Os cuiabanos natos sabem que as ruas de Cima, de Baixo e do Meio ficam no centro histórico da capital e que desde antigamente essas vias paralelas, estreitas e curtas são referência do comércio de compra e venda de ouro na cidade. Nelas estão localizadas também as joalherias, muitas pertencentes a ourives, que são os profissionais que fabricam e consertam joias de ouro. Com origem de cerca de 300 anos arraigada a esse metal nobre, Cuiabá mostra-se forte até o tempo atual, de forma admirável, nos negócios do ouro e na ourivesaria.

Ao percorrer essas ruas e suas transversais neste início de 2024 não se percebe retração do comércio ligado ao metal, há placas de compra e venda de ouro visíveis por todas elas.
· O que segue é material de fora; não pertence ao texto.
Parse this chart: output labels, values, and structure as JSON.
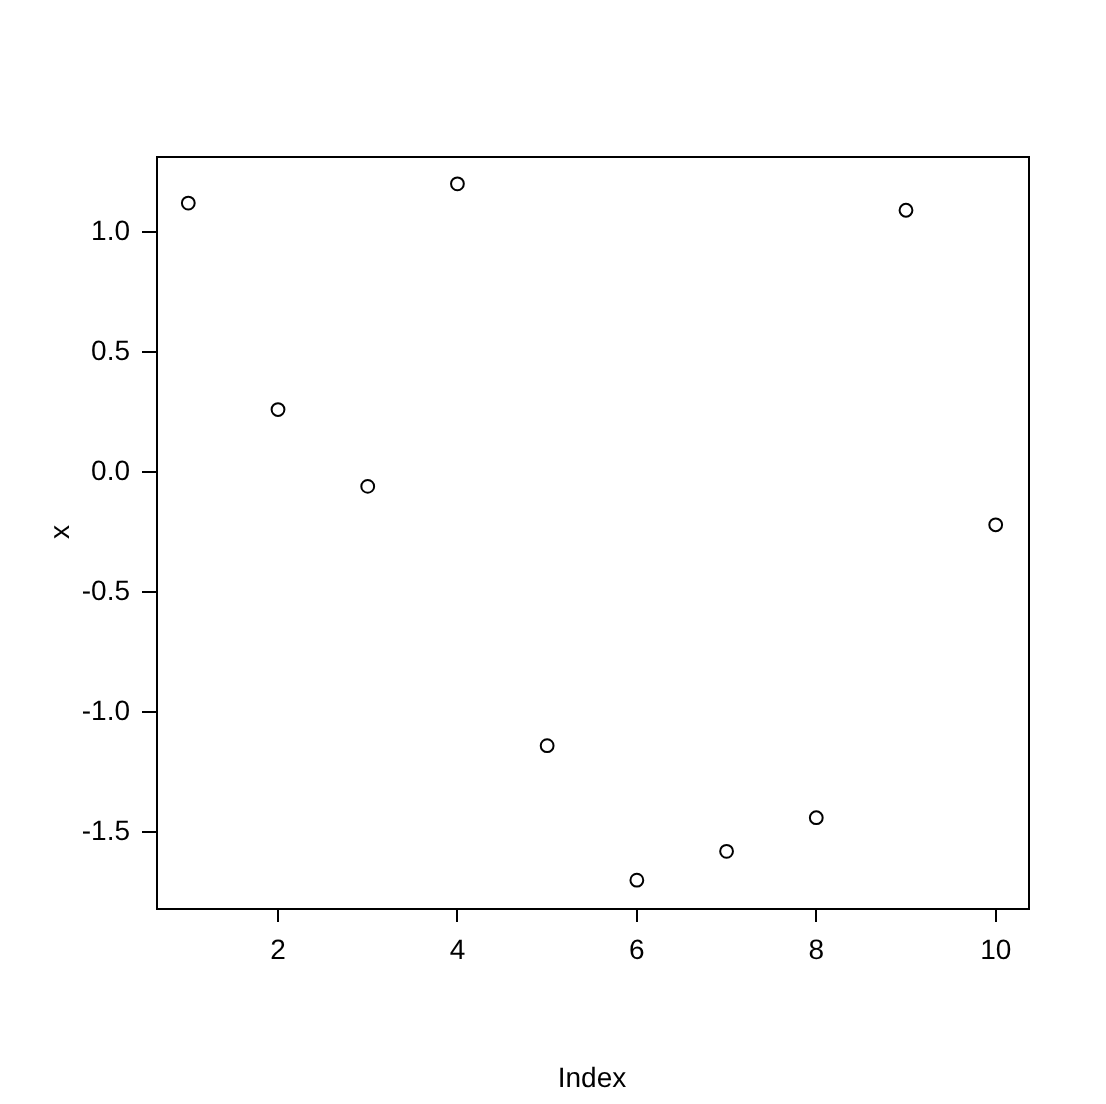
{
  "chart_data": {
    "type": "scatter",
    "xlabel": "Index",
    "ylabel": "x",
    "x": [
      1,
      2,
      3,
      4,
      5,
      6,
      7,
      8,
      9,
      10
    ],
    "series": [
      {
        "color": "#000000",
        "values": [
          1.12,
          0.26,
          -0.06,
          1.2,
          -1.14,
          -1.7,
          -1.58,
          -1.44,
          1.09,
          -0.22
        ]
      }
    ],
    "xlim": [
      0.64,
      10.36
    ],
    "ylim": [
      -1.816,
      1.316
    ],
    "xticks": [
      2,
      4,
      6,
      8,
      10
    ],
    "yticks": [
      {
        "value": -1.5,
        "label": "-1.5"
      },
      {
        "value": -1,
        "label": "-1.0"
      },
      {
        "value": -0.5,
        "label": "-0.5"
      },
      {
        "value": 0,
        "label": "0.0"
      },
      {
        "value": 0.5,
        "label": "0.5"
      },
      {
        "value": 1,
        "label": "1.0"
      }
    ],
    "grid": false,
    "legend": false,
    "marker": "circle"
  }
}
As informações do setor sinalizam que a maioria do ouro comercializado por essas lojas de Cuiabá não vem da atividade garimpeira. Porém, deve-se mencionar que Mato Grosso registra uma produção em média de 10 toneladas do metal por ano, o que coloca o estado como um produtor expressivo, demonstrando, em outra ponta, que sua vocação mineral segue importante.

Mas não quero falar do ouro focado na economia. O meu interesse de agora são os ourives, aquelas pessoas que pegam o ouro e o transformam em diferentes obras de arte – anéis, pulseiras, brincos, alianças, pingentes e correntes. Daí que, transitando na rua do Meio, visitei um ourives conhecido para saber como estava indo sua joalheria. O nome dele é Altair Dutra, mas o mundo das joias o conhece por Batata. Mato-grossense, esse fabricador de peças de ouro, consertador e prestador de serviço em Cuiabá para marcas famosas, como a Vivara e a Montecarlo, se profissionalizou adolescente na ourivesaria.

Hoje, com 45 anos de profissão, Batata se diz bem-sucedido e um ourives completo, aquele que realiza todas as fases da fabricação da joia, do design à cravação, que é a técnica de montar e encaixar as pedras (que pode ser uma esmeralda, um diamante) nas suas armações de metal. “Na área da joia eu faço de tudo, mas acho os anéis mais desafiadores porque demandam mais elaboração. Cada peça é uma peça e é tudo manual, é feita uma a uma”, explica.

Batata opina que a ourivesaria cuiabana tem altos e baixos como qualquer outro ramo de atividade, mas não vê crise. Ele trabalha com três ourives profissionais – dois são seus filhos – e produz, em média, por semana quatro a cinco peças de ouro, das quais três são anéis com designs específicos e pedras cravadas. Batata diz que essa média de produção é boa e conta que o perfil de sua clientela é familiar. “Eu fiz as alianças de um casal, eles tiveram filhos que vieram aqui também fazer suas alianças, aí esses clientes indicam amigos que indicam outros parentes e assim vou formando minha clientela”, exemplifica.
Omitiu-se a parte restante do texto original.